It can be argued that the form that discipline takes in US public schools derives, in part, from the form of discipline utilized in the broader criminal justice system. For instance, the war on drugs reached its height in the nineties with the passage of the 1994 Omnibus Crime Bill, which was signed into law the same year as the Gun-Free Schools Act, a law that requires students carrying a firearm to be suspended for one year. Following the passage of the Gun-Free Schools Act, schools all over the country ramped up their use of zero-tolerance policies – though these measures had been in use since the eighties.
Worse and Worse
Zero-tolerance policies then led to an increase in the use of surveillance cameras, security guards, metal detectors and punitive school discipline policies. These intensifications resulted in a massive increase in suspensions – from 1.7 million per year in 1974 to 3.7 million in 2010 – and the entrenchment of the school-to-prison pipeline.
And just like our criminal justice system, this disciplinary framework has disproportionately targeted people of color. According to Class Action: An Activist Teacher’s Handbook, one out of every four African-American public school students, in Illinois, was suspended at least once between 2009 and 2010. And in the Chicago Public School (CPS) system, in 2012, black students accounted for 75 percent of school based arrests, while only making up 42 percent of the CPS population. These numbers are even more striking when you consider the fact that suspended students are three times more likely to drop out before tenth grade than students who have not been suspended.
Examples of Punishment
In 2013, the ACLU released a listicle on Buzzfeed entitled “Eleven Students Whose Punishments We Wish Were Made Up.” The list was composed of horrendous (true) stories of the types of punishment used in a zero tolerance environment. The first on the list referred to the suspension of a five-year old girl for using a Hello Kitty bubble gun. In the eyes of school officials, this constituted a “terrorist threat.”
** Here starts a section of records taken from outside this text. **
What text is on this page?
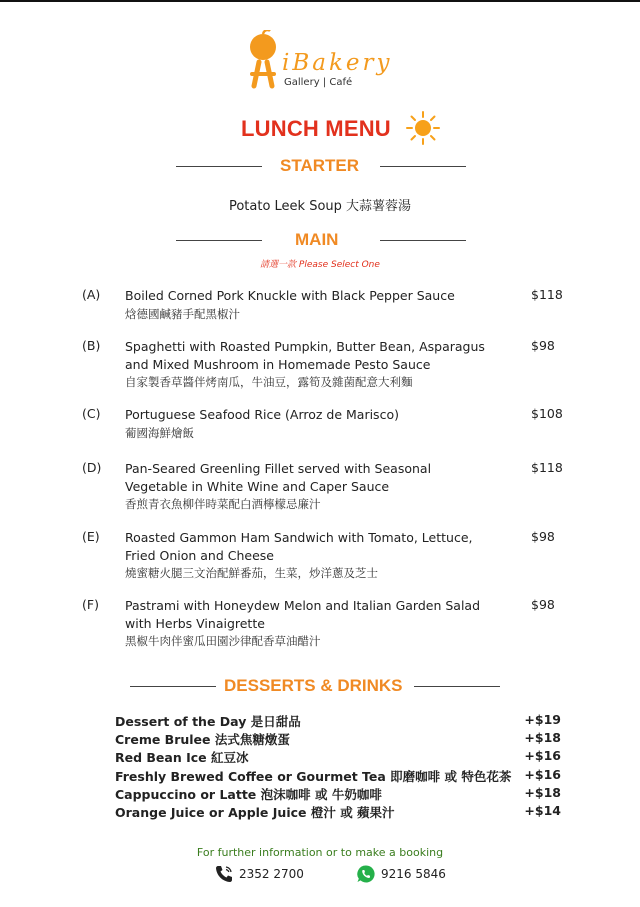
iBakery
Gallery | Café
LUNCH MENU
STARTER
Potato Leek Soup 大蒜薯蓉湯
MAIN
請選一款 Please Select One
(A) Boiled Corned Pork Knuckle with Black Pepper Sauce
焓德國鹹豬手配黑椒汁
$118
(B) Spaghetti with Roasted Pumpkin, Butter Bean, Asparagus and Mixed Mushroom in Homemade Pesto Sauce
自家製香草醬伴烤南瓜，牛油豆，露筍及雜菌配意大利麵
$98
(C) Portuguese Seafood Rice (Arroz de Marisco)
葡國海鮮燴飯
$108
(D) Pan-Seared Greenling Fillet served with Seasonal Vegetable in White Wine and Caper Sauce
香煎青衣魚柳伴時菜配白酒檸檬忌廉汁
$118
(E) Roasted Gammon Ham Sandwich with Tomato, Lettuce, Fried Onion and Cheese
燒蜜糖火腿三文治配鮮番茄，生菜，炒洋蔥及芝士
$98
(F) Pastrami with Honeydew Melon and Italian Garden Salad with Herbs Vinaigrette
黑椒牛肉伴蜜瓜田園沙律配香草油醋汁
$98
DESSERTS & DRINKS
Dessert of the Day 是日甜品	+$19
Creme Brulee 法式焦糖燉蛋	+$18
Red Bean Ice 紅豆冰	+$16
Freshly Brewed Coffee or Gourmet Tea 即磨咖啡 或 特色花茶 +$16
Cappuccino or Latte 泡沫咖啡 或 牛奶咖啡	+$18
Orange Juice or Apple Juice 橙汁 或 蘋果汁	+$14
For further information or to make a booking
2352 2700	9216 5846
Another example involved “a 12-year-old student in Texas [who] was charged with a misdemeanor for spraying herself with perfume and ‘disrupting class.’” And in one of the most egregious cases, a 16-year old girl was arrested for dropping a cake. Additionally, school security ended up breaking her wrist during the “spilled cake” incident.
Measuring the Effects of Zero Tolerance Policies
It is becoming increasingly evident that zero tolerance policies are not effective, if effectiveness is measured by decreased recidivism. Following years of data collection and analysis, researchers have found that zero tolerance policies don’t reach their intended goal. In fact, these policies have led to a boost in dropout rates and repeat offenses, the exact opposite of the desired effect.
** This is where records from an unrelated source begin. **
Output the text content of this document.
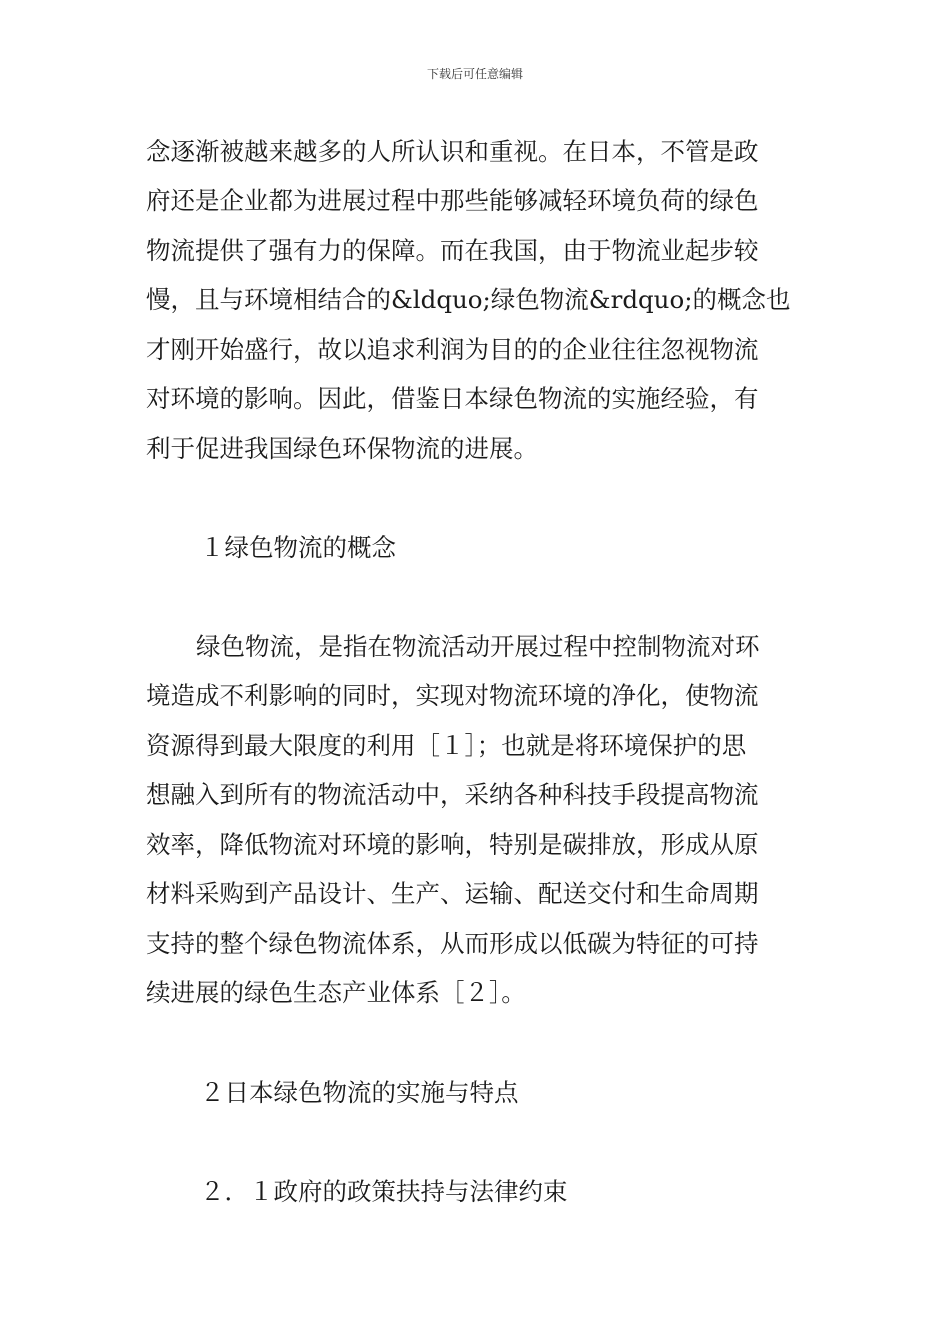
下载后可任意编辑
念逐渐被越来越多的人所认识和重视。在日本，不管是政
府还是企业都为进展过程中那些能够减轻环境负荷的绿色
物流提供了强有力的保障。而在我国，由于物流业起步较
慢，且与环境相结合的&ldquo;绿色物流&rdquo;的概念也
才刚开始盛行，故以追求利润为目的的企业往往忽视物流
对环境的影响。因此，借鉴日本绿色物流的实施经验，有
利于促进我国绿色环保物流的进展。
１绿色物流的概念
绿色物流，是指在物流活动开展过程中控制物流对环
境造成不利影响的同时，实现对物流环境的净化，使物流
资源得到最大限度的利用［１］；也就是将环境保护的思
想融入到所有的物流活动中，采纳各种科技手段提高物流
效率，降低物流对环境的影响，特别是碳排放，形成从原
材料采购到产品设计、生产、运输、配送交付和生命周期
支持的整个绿色物流体系，从而形成以低碳为特征的可持
续进展的绿色生态产业体系［２］。
２日本绿色物流的实施与特点
２．１政府的政策扶持与法律约束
Recent Attempts to Address the Issue
In an attempt to curb the disproportionate targeting of African American kids by public schools, the Departments of Education and Justice sent a letter to schools in 2014 asking them to create safer environments without “relying heavily on suspensions and expulsions.” And if the schools failed to address discriminatory practices they could face a civil rights action.
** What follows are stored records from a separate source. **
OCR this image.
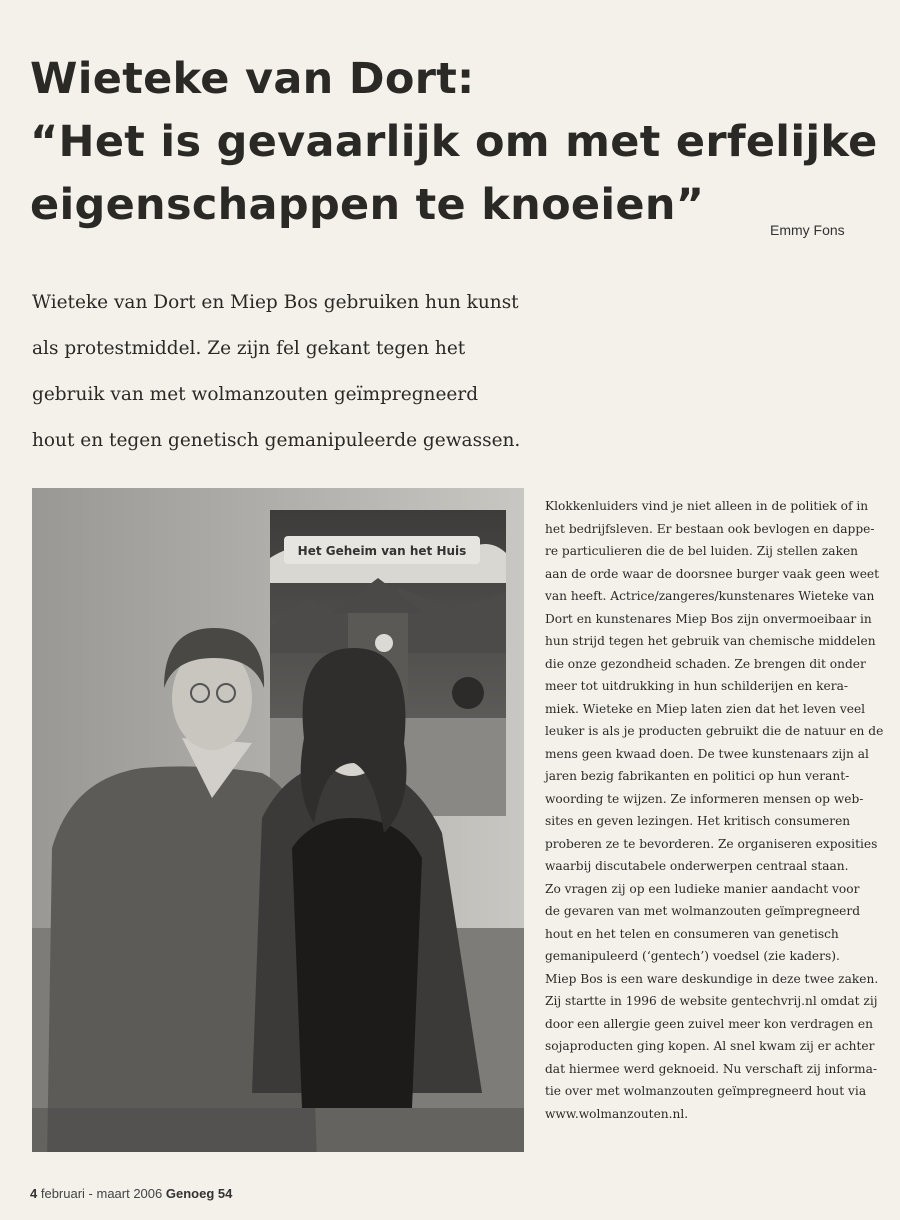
Wieteke van Dort:
“Het is gevaarlijk om met erfelijke
eigenschappen te knoeien”	Emmy Fons

Wieteke van Dort en Miep Bos gebruiken hun kunst
als protestmiddel. Ze zijn fel gekant tegen het
gebruik van met wolmanzouten geïmpregneerd
hout en tegen genetisch gemanipuleerde gewassen.

Het Geheim van het Huis

Klokkenluiders vind je niet alleen in de politiek of in
het bedrijfsleven. Er bestaan ook bevlogen en dappe-
re particulieren die de bel luiden. Zij stellen zaken
aan de orde waar de doorsnee burger vaak geen weet
van heeft. Actrice/zangeres/kunstenares Wieteke van
Dort en kunstenares Miep Bos zijn onvermoeibaar in
hun strijd tegen het gebruik van chemische middelen
die onze gezondheid schaden. Ze brengen dit onder
meer tot uitdrukking in hun schilderijen en kera-
miek. Wieteke en Miep laten zien dat het leven veel
leuker is als je producten gebruikt die de natuur en de
mens geen kwaad doen. De twee kunstenaars zijn al
jaren bezig fabrikanten en politici op hun verant-
woording te wijzen. Ze informeren mensen op web-
sites en geven lezingen. Het kritisch consumeren
proberen ze te bevorderen. Ze organiseren exposities
waarbij discutabele onderwerpen centraal staan.
Zo vragen zij op een ludieke manier aandacht voor
de gevaren van met wolmanzouten geïmpregneerd
hout en het telen en consumeren van genetisch
gemanipuleerd (‘gentech’) voedsel (zie kaders).
Miep Bos is een ware deskundige in deze twee zaken.
Zij startte in 1996 de website gentechvrij.nl omdat zij
door een allergie geen zuivel meer kon verdragen en
sojaproducten ging kopen. Al snel kwam zij er achter
dat hiermee werd geknoeid. Nu verschaft zij informa-
tie over met wolmanzouten geïmpregneerd hout via
www.wolmanzouten.nl.

4 februari - maart 2006 Genoeg 54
It is a question whether DOE and DOJ officials understood the irony of their request. To deter punitive practices using threats is akin to fighting fire with fire. After all, following the request, many schools complained because they felt they had no other recourse for maintaining order.
Moreover, the letter still relied on the same disciplinary framework, calling for the promotion of “fair and effective disciplinary practices that will make schools safe,” and thus failed to think beyond the punitive paradigm.
In Class Action: An Activist Teacher’s Handbook, published in 2014, the authors proposed “building restorative and transformative justice into schools and communities.” Such a framework requires one to consider the whole context in which harm is inflicted and to “seek to transform or rebuild what was lost rather than view punishment as a final resolution.” This is but one alternative.
With Betsy DeVos at the helm of the Education Department, we probably won’t see such a paradigmatic shift any time soon, but it is nonetheless important to continue to imagine new possibilities.